Une posture assez belliqueuse pour celui qui a fait de l’opposition aux interventions militaires extérieures la matrice de son engagement politique. Lors de la dernière présidentielle, il se présentait même comme le candidat de la paix, promettant par exemple de régler le conflit en Ukraine "en 24 heures".

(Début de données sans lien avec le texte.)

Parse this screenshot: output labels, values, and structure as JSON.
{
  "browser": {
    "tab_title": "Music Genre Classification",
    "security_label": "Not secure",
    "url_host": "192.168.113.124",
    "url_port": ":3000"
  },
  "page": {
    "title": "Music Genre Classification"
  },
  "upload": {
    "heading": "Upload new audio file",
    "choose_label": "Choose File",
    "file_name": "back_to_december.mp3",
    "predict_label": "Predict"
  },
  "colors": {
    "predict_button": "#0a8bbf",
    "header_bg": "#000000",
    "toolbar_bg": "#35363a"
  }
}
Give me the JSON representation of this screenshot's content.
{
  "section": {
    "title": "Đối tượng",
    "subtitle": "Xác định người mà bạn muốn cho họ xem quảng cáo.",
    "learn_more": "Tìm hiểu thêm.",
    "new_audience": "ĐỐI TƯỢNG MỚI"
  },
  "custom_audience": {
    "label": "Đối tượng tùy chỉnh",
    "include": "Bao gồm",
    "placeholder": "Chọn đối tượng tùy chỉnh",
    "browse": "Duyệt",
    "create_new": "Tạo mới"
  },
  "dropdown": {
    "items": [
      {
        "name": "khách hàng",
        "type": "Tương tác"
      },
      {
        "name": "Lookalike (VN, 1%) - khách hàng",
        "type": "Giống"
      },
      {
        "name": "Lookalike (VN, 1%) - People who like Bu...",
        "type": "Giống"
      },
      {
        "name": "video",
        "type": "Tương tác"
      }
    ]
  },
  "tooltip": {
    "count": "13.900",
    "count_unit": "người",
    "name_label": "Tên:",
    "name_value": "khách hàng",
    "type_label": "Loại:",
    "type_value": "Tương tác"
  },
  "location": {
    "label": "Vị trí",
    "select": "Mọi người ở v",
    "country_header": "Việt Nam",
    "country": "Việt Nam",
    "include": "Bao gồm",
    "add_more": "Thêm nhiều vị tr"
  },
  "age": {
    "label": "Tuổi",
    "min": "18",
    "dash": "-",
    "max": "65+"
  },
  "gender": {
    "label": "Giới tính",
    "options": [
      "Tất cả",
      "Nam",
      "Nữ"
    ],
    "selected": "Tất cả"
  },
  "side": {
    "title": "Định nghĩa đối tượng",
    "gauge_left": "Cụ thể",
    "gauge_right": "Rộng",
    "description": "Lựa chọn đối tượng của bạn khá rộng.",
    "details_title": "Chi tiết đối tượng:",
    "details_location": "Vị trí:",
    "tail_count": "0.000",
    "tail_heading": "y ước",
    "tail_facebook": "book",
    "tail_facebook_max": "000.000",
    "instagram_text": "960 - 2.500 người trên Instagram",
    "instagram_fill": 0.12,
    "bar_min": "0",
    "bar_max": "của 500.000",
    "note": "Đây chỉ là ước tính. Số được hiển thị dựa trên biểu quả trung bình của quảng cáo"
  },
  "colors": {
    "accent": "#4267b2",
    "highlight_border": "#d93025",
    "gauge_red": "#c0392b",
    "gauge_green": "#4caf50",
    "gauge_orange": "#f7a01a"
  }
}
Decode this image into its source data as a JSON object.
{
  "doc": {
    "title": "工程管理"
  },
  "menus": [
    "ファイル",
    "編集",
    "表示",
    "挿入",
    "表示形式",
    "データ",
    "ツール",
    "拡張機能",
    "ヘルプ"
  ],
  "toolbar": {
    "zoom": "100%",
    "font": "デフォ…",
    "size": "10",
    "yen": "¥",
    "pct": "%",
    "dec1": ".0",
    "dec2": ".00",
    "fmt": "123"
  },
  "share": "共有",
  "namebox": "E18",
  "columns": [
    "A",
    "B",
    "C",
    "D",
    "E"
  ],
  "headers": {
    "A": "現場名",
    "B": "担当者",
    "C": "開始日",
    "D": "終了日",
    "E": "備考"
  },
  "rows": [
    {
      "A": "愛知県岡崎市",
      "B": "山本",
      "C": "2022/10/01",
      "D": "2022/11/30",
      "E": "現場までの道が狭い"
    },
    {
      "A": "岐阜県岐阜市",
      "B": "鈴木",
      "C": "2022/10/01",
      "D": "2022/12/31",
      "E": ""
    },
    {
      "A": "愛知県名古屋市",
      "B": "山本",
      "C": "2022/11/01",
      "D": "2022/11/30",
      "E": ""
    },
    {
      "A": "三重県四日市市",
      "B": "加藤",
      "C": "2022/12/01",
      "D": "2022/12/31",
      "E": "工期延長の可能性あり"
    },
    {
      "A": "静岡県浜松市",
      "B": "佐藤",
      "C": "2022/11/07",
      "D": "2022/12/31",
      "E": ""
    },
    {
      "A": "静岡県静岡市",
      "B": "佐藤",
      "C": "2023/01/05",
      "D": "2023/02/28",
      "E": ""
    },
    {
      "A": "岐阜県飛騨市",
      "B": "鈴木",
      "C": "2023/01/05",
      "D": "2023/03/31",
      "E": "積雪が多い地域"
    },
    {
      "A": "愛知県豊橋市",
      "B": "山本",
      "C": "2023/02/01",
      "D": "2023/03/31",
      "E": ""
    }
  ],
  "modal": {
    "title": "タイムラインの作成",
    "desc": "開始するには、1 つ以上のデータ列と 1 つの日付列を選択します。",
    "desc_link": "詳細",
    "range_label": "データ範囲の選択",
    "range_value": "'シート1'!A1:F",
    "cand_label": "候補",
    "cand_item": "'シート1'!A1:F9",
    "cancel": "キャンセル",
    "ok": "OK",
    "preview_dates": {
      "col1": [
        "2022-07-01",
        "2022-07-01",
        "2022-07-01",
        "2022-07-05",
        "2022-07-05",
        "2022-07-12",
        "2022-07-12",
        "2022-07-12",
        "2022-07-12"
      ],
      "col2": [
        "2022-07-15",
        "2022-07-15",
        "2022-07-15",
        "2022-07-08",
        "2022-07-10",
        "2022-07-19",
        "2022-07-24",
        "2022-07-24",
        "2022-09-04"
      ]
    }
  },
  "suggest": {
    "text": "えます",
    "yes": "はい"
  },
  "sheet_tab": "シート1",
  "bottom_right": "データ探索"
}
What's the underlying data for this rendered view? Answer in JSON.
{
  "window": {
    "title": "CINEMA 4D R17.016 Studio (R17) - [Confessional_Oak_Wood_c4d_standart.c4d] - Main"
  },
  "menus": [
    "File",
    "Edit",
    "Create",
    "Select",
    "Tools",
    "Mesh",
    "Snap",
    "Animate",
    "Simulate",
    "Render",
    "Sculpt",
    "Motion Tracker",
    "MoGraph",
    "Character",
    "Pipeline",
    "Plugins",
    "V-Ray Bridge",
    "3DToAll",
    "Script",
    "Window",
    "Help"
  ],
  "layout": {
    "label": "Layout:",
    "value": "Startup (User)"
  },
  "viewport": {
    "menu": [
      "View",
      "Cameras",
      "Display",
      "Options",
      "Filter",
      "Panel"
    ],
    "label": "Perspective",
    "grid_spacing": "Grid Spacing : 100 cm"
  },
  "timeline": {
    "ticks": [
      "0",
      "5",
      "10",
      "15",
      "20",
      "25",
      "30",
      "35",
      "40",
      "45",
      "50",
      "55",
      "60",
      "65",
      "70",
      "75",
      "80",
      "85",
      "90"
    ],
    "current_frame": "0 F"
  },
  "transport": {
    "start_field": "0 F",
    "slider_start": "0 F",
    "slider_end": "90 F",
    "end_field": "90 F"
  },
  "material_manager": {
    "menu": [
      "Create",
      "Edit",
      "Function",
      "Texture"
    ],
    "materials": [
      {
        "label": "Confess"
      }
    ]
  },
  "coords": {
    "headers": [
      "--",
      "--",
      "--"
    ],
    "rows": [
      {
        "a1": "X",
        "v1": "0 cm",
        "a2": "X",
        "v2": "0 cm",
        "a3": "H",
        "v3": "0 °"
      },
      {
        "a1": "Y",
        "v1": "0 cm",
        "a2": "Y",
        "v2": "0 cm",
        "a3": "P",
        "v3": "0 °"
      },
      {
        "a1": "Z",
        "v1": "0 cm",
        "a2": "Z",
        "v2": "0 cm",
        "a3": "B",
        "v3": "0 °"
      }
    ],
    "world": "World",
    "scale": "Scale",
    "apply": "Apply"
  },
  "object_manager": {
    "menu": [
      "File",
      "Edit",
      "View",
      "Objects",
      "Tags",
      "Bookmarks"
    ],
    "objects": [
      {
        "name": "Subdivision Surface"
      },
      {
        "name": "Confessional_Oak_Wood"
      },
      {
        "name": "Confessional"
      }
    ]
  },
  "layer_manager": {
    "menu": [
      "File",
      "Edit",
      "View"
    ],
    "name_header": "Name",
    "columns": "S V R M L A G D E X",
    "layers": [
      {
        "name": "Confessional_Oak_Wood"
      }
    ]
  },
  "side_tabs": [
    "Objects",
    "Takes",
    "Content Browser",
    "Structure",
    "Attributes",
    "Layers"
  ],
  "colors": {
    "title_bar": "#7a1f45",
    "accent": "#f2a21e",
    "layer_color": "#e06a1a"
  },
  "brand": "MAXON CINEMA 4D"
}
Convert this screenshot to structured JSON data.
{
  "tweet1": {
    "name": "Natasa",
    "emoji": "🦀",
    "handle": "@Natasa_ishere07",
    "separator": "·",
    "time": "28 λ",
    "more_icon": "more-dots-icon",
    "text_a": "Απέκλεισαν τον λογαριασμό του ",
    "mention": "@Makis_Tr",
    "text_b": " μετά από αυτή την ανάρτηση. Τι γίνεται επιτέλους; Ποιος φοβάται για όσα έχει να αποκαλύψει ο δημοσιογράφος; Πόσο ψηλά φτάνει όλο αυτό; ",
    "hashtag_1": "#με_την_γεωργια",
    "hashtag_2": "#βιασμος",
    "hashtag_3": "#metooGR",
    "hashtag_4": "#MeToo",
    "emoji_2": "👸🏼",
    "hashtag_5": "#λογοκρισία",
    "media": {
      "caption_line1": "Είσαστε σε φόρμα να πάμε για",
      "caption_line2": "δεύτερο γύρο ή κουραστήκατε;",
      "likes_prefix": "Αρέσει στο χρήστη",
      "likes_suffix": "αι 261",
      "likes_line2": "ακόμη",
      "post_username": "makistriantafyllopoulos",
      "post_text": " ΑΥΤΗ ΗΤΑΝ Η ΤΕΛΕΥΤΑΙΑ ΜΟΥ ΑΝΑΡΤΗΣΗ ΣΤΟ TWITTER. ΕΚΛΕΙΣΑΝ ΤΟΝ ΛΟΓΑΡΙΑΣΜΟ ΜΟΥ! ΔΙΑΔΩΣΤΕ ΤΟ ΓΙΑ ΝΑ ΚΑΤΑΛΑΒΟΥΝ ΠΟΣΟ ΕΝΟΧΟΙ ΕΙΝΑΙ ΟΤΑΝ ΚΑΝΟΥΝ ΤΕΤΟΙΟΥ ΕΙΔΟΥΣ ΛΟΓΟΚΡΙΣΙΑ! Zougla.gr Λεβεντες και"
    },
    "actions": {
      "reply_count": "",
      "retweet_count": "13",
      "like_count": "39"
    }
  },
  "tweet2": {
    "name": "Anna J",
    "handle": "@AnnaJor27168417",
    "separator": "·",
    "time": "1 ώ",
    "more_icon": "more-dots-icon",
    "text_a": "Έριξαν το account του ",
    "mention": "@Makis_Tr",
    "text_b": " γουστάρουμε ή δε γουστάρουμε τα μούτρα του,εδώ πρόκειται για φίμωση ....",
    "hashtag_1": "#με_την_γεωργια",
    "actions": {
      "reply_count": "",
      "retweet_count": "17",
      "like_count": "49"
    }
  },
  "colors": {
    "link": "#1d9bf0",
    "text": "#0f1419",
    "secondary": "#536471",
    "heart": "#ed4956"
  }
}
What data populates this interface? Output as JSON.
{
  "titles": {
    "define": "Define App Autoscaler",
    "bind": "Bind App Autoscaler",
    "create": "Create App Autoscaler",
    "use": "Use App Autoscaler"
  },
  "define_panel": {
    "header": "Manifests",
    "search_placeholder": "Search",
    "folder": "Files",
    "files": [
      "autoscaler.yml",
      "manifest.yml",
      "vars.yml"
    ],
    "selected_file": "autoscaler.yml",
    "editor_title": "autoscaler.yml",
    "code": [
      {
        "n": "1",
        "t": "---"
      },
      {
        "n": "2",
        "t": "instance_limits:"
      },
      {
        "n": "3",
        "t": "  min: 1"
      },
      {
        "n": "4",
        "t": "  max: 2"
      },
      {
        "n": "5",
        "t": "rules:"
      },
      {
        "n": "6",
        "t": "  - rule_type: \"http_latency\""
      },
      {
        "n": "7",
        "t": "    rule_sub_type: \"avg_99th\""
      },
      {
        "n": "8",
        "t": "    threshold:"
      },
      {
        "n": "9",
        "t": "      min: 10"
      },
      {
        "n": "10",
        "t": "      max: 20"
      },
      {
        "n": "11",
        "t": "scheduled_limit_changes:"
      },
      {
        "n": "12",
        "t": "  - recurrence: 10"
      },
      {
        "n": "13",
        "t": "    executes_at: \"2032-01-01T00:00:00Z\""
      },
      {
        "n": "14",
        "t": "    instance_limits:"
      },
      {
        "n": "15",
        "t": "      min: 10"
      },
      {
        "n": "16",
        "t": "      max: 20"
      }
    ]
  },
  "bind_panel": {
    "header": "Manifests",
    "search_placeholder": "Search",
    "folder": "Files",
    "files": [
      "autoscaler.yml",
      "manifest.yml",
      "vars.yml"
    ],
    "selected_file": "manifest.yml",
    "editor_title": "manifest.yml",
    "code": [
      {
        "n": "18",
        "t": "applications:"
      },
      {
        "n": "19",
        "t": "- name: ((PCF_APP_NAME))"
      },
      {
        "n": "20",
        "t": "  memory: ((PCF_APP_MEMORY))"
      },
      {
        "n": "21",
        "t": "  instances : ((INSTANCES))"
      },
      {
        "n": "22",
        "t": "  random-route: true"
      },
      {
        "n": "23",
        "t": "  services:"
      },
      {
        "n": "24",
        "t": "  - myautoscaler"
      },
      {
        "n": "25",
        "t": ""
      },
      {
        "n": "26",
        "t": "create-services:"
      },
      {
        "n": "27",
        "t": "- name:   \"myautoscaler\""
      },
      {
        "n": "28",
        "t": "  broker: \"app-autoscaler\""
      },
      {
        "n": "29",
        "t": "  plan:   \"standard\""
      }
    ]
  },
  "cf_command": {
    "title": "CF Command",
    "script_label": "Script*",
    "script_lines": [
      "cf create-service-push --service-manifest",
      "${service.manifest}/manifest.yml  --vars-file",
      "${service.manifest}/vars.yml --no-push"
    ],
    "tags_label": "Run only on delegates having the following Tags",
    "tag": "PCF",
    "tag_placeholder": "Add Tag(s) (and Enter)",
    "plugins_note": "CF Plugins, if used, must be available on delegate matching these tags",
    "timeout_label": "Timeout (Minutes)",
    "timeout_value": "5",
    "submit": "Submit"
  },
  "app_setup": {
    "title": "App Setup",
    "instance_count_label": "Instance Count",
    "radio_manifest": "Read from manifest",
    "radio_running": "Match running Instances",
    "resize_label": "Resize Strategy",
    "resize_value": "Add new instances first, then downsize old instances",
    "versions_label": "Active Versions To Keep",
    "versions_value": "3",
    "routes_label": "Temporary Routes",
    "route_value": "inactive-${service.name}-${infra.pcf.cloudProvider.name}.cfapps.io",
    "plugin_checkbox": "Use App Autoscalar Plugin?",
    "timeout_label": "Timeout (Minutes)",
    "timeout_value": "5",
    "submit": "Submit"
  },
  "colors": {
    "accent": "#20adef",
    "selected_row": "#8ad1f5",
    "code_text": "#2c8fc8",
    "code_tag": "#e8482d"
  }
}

Si la paix semble toujours l’objectif, c’est davantage une logique de "paix par la force" qui prévaut en ce moment vis-à-vis de l’Iran. Une approche d’ailleurs revendiquée par l’administration Trump. En clair, il s’agit de mettre tout le poids de la puissance américaine, sur les plans militaires, diplomatiques et économiques pour tordre le bras de ses ennemis (mais pas seulement), et les forcer à conclure un accord avec lui.
Divisions internes
Les hésitations de Donald Trump vis-à-vis de l’Iran sont aussi le reflet de divisions chez les Républicains. Ce qui cimente la base MAGA (Make America Great Again), c’est le rejet des aventures militaires hors des Etats-Unis. Une opposition absolue aux néoconservateurs au pouvoir à l’époque de George W. Bush, et à leurs guerres en Irak et en Afghanistan. "En fin de compte, les soi-disant « bâtisseurs de nations » ont détruit bien plus de nations qu’ils n’en ont bâti – et les interventionnistes sont intervenus dans des sociétés complexes qu’ils ne comprenaient même pas eux-mêmes", affirmait le président américain dans son discours à Riyad le mois dernier.
Mais au sein du parti, il y a encore des faucons républicains, qui ont une vision plus interventionniste. C’est le cas notamment du sénateur de Caroline du Sud, Lindsay Graham, qui déclarait mardi sur Fox News : "faire tomber le régime de l’ayatollah est une bonne chose, pas une mauvaise chose".
Enfin, une partie des supporters de Donald Trump (et de ses élus) le soutiendra quel que soit la décision qu’il prenne. Ceux qui défendent toutes ses prises de position pied à pied, peu importe les contradictions. Ceux qui expliquent qu’il a toujours un plan et que tout ce qu’il fait relève de "l’Art du deal" (en référence à son livre publié en 1987) même si personne n’est en mesure de le comprendre.
Interrogé mercredi sur la possibilité d’un changement de régime en Iran, Donald Trump s’est d’ailleurs contenté d’une formule qui résume à elle seule son approche : "J’ai un plan pour tout. Mais on verra ce qui se passe." L’ambiguïté toujours. Mais sans stratégie.